Saisi du litige, le tribunal administratif de Strasbourg avait rejeté la demande du contribuable par un jugement du 9 novembre 2021. Ce dernier a donc interjeté appel de cette décision. Il s’agissait alors pour la Cour de déterminer si l’administration fiscale rapportait une preuve suffisante de l’exercice d’une activité occulte justifiant une imposition dans la catégorie des bénéfices non commerciaux, et si les salaires perçus pour une activité exercée au Luxembourg pour un employeur luxembourgeois pouvaient être soumis à l’impôt sur le revenu et aux contributions sociales en France, malgré les dispositions conventionnelles et européennes.

À cette double interrogation, la Cour administrative d’appel a répondu par la négative. Elle a jugé que les éléments fournis par l’administration n’étaient pas suffisants pour établir l’existence d’une activité indépendante distincte de l’emploi salarié, relevant qu’« une telle circonstance ne suffirait pas à établir l’existence d’une activité non commerciale indépendante distincte de son emploi salarié ». Concernant les salaires, elle a estimé que, l’activité ayant été exercée au Luxembourg, les stipulations de la convention fiscale franco-luxembourgeoise faisaient obstacle à leur imposition en France, et que le principe d’unicité de la législation de sécurité sociale prévu par le droit de l’Union européenne interdisait leur assujettissement aux contributions sociales françaises.

L’arrêt permet ainsi de réaffirmer, d’une part, les exigences probatoires pesant sur l’administration fiscale lorsqu’elle allègue l’existence d’une activité occulte (I), et de rappeler, d’autre part, la primauté des conventions internationales et du droit de l’Union européenne en matière d’imposition des revenus de source étrangère (II).

I. La censure de la qualification d’activité occulte faute de preuve probante

La Cour a d’abord examiné les rectifications fondées sur l’existence supposée d’une activité de consultant indépendant. Elle a exercé un contrôle rigoureux sur les éléments de preuve apportés par l’administration, les jugeant insuffisants (A), ce qui a eu pour conséquence de priver de fondement l’ensemble du régime d’imposition appliqué à ce titre (B).
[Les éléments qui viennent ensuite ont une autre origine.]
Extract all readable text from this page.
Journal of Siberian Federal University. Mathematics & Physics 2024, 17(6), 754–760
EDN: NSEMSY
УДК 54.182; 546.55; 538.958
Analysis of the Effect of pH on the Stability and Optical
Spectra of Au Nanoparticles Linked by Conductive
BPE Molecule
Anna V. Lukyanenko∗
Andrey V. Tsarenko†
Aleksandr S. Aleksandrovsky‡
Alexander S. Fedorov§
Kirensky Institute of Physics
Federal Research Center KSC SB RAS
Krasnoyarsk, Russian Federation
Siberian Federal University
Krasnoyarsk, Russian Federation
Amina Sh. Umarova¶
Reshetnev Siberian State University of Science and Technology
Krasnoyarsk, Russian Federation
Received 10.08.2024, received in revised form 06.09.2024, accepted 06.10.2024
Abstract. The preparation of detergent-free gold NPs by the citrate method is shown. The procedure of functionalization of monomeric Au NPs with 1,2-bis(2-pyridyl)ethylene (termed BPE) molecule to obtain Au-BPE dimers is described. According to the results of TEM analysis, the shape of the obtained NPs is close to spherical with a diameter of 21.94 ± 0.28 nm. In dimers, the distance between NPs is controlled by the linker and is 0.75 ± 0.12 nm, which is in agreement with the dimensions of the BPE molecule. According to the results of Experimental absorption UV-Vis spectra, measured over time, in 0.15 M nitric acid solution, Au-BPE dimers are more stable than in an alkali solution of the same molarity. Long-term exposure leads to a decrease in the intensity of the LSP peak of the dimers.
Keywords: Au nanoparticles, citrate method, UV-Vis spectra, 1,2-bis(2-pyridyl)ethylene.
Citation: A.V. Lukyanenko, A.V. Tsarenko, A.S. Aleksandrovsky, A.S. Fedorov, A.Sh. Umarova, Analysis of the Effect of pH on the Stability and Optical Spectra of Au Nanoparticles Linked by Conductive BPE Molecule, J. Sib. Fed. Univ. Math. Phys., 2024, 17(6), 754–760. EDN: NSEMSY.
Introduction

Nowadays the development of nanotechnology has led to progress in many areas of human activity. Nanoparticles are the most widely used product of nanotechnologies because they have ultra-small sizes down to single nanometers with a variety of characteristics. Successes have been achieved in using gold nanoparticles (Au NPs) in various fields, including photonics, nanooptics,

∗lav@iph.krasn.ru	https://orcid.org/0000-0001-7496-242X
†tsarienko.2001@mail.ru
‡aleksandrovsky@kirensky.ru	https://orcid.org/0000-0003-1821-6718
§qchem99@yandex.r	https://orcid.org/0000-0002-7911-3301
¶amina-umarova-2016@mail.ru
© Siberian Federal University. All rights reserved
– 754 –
A. L’appréciation restrictive des éléments de preuve fournis par l’administration fiscale

L’administration fiscale fondait ses allégations sur des renseignements transmis par son homologue luxembourgeoise, incluant un tableau et des relevés de compte. La Cour s’est livrée à une analyse minutieuse de chaque élément pour en contester la force probante. Elle a notamment relevé que l’interprétation par l’administration de certains termes et opérations financières était erronée.

En effet, la juridiction a souligné que les documents présentés ne permettaient pas de conclure à l’exercice d’une activité de consultant indépendant pour des clients propres, distincte de l’activité salariée. Elle a notamment écarté la qualification d’honoraires donnée par l’administration à des sommes désignées par le terme « margin call », rappelant que celui-ci a une signification financière précise qui ne correspond pas au paiement de prestations. La Cour a précisé que « le terme  » margin call  » en anglais signifiant l’appel de marge effectué par un établissement financier à son client afin qu’il comble un découvert sur ses positions à terme et non pas le paiement d’honoraires de prestations de services ». De même, les crédits intitulés « bonifications » sur un compte bancaire ont été jugés non probants, le requérant ayant démontré qu’il s’agissait de virements entre ses propres comptes. En agissant de la sorte, la Cour réaffirme que la charge de la preuve de l’existence d’une activité imposable incombe à l’administration, et que cette preuve ne peut reposer sur des suppositions ou des interprétations extensives d’éléments ambigus.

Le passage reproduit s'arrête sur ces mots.